メールシステムとは、メールの送受信、メールの閲覧、メールの管理など、メールに関する様々な機能を提供するサーバシステムの総称です。

最近では、クラウド上で提供されているASP型のメールシステムを導入する企業が多いようです。しかし、クラウド上のサービスは利用者数に応じた課金が多く、月額の料金になっているため、利用者数が多い組織や企業では、かなりの費用が掛かる場合があります。また、個人情報を頻繁に扱っていたり、機密情報を扱うことの多い企業など、セキュリティを重視する企業でも、ASP型のサービスを選ぶことが難しい場合があります。ASPサービスでは、従来から利用してきた機能がすべて揃わない場合もあります。こうしたことから、オンプレミス環境やクラウド上に自社で専用のメールシステムを持つ企業もまだまだ多いようです。
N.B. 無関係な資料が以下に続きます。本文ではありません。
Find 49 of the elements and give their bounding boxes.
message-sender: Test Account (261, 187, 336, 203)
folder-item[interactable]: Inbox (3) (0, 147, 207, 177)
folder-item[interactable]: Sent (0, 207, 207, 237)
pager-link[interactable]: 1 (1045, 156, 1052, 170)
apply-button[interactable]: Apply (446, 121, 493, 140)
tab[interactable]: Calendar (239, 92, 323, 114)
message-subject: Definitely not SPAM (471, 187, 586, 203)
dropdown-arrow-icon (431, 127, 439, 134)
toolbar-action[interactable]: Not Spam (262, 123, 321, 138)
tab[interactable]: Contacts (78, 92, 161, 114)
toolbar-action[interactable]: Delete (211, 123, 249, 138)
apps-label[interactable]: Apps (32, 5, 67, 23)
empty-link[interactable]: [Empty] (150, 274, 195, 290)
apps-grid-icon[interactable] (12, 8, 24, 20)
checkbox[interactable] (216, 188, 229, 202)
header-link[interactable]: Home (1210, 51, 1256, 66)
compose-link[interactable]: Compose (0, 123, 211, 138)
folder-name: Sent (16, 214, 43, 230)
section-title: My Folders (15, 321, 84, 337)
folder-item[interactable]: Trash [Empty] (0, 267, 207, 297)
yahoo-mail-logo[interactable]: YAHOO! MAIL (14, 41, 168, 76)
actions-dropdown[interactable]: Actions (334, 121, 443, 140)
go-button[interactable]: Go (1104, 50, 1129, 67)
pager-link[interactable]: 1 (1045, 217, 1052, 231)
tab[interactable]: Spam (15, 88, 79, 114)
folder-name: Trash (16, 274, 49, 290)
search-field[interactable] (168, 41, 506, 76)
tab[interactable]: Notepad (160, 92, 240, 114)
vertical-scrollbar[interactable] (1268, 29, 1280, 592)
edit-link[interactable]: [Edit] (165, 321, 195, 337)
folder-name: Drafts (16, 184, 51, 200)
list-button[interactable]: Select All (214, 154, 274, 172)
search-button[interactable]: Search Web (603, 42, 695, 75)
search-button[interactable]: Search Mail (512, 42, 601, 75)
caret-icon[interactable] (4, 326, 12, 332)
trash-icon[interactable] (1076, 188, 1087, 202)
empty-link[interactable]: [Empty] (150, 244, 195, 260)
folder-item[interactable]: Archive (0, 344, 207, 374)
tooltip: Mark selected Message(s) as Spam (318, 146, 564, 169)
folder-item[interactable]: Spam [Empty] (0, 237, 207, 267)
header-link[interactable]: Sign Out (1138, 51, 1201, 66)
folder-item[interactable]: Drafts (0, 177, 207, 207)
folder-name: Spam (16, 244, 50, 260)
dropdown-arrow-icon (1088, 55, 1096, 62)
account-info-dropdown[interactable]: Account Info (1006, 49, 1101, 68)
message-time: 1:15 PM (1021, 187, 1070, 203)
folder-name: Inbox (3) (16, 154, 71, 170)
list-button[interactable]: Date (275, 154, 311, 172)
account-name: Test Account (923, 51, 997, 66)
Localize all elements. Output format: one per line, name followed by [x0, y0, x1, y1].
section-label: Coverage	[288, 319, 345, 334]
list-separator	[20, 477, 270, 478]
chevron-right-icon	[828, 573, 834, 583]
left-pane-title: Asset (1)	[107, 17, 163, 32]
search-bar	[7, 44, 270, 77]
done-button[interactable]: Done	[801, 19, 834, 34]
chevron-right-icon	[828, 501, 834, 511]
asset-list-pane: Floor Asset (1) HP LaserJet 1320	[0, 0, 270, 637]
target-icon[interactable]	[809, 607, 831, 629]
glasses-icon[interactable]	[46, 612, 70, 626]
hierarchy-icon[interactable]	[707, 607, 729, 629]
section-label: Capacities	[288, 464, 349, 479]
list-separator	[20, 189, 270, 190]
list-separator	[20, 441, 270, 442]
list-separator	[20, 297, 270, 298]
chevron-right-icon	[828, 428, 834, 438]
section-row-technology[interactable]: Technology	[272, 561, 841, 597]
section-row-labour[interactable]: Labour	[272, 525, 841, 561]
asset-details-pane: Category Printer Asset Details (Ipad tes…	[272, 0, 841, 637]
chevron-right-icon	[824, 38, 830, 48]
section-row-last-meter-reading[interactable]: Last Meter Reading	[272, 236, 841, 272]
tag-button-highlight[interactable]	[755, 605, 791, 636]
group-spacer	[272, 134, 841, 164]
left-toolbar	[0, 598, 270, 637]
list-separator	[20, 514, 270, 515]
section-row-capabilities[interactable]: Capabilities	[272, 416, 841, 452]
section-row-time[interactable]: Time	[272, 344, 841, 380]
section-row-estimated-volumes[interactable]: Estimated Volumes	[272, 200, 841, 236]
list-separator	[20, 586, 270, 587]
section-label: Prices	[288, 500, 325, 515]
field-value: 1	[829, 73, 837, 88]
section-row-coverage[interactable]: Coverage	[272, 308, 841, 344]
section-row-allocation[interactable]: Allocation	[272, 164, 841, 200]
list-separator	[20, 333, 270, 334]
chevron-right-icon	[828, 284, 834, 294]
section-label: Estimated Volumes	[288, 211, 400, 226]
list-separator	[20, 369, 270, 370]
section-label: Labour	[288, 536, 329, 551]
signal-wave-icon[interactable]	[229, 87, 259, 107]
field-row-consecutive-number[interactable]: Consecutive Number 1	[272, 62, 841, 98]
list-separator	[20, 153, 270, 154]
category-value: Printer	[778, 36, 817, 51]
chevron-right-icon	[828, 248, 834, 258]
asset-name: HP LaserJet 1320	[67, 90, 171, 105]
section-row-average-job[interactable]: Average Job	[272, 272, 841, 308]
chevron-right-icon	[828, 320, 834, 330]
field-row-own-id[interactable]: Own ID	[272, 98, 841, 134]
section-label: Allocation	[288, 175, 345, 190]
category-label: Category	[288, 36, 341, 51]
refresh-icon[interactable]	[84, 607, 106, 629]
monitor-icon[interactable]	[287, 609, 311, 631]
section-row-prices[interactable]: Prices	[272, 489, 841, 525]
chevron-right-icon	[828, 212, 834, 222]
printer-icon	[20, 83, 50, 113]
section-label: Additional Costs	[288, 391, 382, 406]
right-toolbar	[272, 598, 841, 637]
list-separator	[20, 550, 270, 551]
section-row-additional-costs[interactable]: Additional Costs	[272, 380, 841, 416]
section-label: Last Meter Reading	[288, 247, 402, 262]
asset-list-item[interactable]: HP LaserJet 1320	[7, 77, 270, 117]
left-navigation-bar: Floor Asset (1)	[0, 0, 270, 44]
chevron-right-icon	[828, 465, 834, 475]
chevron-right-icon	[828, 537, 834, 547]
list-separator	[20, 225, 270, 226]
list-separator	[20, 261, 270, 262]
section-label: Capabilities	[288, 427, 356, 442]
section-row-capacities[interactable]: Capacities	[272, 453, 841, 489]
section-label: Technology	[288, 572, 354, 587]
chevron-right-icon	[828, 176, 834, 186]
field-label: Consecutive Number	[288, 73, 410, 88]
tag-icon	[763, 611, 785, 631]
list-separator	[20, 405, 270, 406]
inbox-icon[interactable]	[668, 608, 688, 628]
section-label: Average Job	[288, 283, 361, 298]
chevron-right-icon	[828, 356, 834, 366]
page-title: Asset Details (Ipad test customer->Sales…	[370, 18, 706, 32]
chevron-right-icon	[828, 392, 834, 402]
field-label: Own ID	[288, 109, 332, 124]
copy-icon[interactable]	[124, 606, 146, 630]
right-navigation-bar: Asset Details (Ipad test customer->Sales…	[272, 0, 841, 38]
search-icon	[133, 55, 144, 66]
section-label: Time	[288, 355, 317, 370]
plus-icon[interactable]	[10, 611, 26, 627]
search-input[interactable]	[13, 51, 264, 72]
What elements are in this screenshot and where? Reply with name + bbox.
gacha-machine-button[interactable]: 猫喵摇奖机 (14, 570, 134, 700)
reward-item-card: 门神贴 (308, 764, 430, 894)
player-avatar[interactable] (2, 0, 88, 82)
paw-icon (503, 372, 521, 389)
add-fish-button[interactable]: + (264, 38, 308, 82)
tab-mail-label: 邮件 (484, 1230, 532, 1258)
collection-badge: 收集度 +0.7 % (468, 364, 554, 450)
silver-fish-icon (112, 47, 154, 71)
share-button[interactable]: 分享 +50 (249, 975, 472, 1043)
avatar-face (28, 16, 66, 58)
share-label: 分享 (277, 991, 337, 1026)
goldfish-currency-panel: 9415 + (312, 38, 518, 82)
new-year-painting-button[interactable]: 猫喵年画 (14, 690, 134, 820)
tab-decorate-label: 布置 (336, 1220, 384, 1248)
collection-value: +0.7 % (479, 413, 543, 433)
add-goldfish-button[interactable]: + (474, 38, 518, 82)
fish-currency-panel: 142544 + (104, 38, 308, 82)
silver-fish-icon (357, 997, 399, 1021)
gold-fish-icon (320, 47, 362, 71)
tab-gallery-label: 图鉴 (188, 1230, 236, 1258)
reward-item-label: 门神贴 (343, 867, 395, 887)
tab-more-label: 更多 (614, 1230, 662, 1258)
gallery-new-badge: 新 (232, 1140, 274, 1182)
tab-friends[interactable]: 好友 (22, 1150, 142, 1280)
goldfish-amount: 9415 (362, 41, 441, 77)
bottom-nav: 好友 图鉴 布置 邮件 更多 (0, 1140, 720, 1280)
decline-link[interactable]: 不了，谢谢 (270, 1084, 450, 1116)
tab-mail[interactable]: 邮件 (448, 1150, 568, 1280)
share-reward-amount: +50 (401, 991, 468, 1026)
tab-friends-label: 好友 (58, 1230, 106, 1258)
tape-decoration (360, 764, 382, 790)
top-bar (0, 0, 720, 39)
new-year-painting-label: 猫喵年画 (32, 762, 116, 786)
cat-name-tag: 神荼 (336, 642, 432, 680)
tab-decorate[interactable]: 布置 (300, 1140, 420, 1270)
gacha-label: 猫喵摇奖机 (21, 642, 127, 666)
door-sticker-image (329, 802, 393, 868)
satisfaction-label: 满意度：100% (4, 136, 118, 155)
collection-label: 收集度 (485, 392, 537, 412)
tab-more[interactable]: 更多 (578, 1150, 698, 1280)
自社で専用のメールシステムを構築する場合には、有料のソフトウェアやアプラインアンス・サーバー等を購入することもできます。しかし、実際にはほとんどのソフトウェアをOSSで入手することができます。無料のOSSを使えばコスト面でのメリットもあります。デージーネットでは、様々な企業やインターネットサービスプロバイダのメールシステムを構築していますが、こうしたインターネット上のメールインフラでは、OSSの利用が主流です。

ここでは、自社の専用メールシステムを構築しようとする際に、安心してOSSを選択できるように、デージーネットでの導入事例のある主なOSSを紹介します。メールを読むソフトウェア(MUA)から、高度なメールの管理を行うソフトウェアまで、メールサーバ/メールシステムで使えるおすすめのOSSを分野毎にまとめています。また、ソフトウェアを選ぶことができるように、可能な限り複数種類の候補を比較しながら紹介します。なお、各ソフトウェアの詳細な情報については、各ソフトウェアのリンクを参考にしてください。

目次:メールシステムで使えるおすすめOSS

メールシステム用メールリーダ

最近では、スマートフォンなどの携帯端末では、メールを読むためのアプリがプレインストールされていることが多くなりました。しかし、PC上などでメールシステムの利用者がメールを読むためには、メールソフトウェアをインストールする必要があります。メールソフトウェアは、メールサーバと通信し、受信したメールの情報を取得して表示します。メールサーバとの通信方式では、メール本文をダウンロードしてPC側で管理する場合に使うPOP3プロトコルと、メールをサーバ側で保管して必要に応じてデータを取り寄せて閲覧する形式のIMAP4プロトコルが使われています。ここでは、Windowsなどでも動作する一般的なメールソフトウェアについて比較しながら紹介します。

Thunderbird

Thunderbirdは、OSSのWebブラウザで有名なFirefoxを管理しているMozillaが提供しているメールソフトウェアです。接続先のメールサーバ等の設定が非常に簡単にできるように工夫されていて、WindowsだけでなくMacOSやLinuxでも利用できます。メッセージの高速全文検索をサポートし、タブ表示、アーカイブ、メールのフィルタリングや自動でのフォルダへの分類など、多くの機能をサポートしています。様々な用途に向けたアドオンのソフトウェアやスキンが公開されていて、カスタマイズも自由自在にできるため人気があります。

Sylpheed

Sylpheedは、OSSのメールソフトウェアです。Linux、Windows、FreeBSDなどで動作します。Sylpheedの語源は風の妖精「Sylph」(シルフ)で、「風のように軽快で、空気のように自然な動作を」という意味が込められていると言われています。3ペインの形式での表示をサポートしています。細かな動作設定ができることが特徴です。また、Thunderbirdと比較して、シンプルで軽量に動作するというメリットもあります。

Webメールシステム用ソフト

最近では、クラウドのメールサービスが普及し、PCにメールソフトウェアをインストールするのではなく、Web上でメールを読むことのできるWebメールシステムの人気も高くなっています。ここでは、オープンソースのWebメールシステムのソフトウェアについて説明します。

Roundcube

Roundcubeは、OSSのWebメールシステム用のソフトウェアです。IMAP4に対応しており、アドレス帳、フォルダ操作、メッセージフィルタなど、機能が充実していています。また、操作性にも優れており、直感的に使うことができます。そのため、一般的なメールクライアントとほぼ同様に利用することができます。プラグインとスキンが豊富に提供されていて、自由に機能拡張ができるのが特徴で、スマホやパソコンなどのさまざまなデバイスからの閲覧にも対応しています。日本国内では、デージーネットが商用サポートを行っています。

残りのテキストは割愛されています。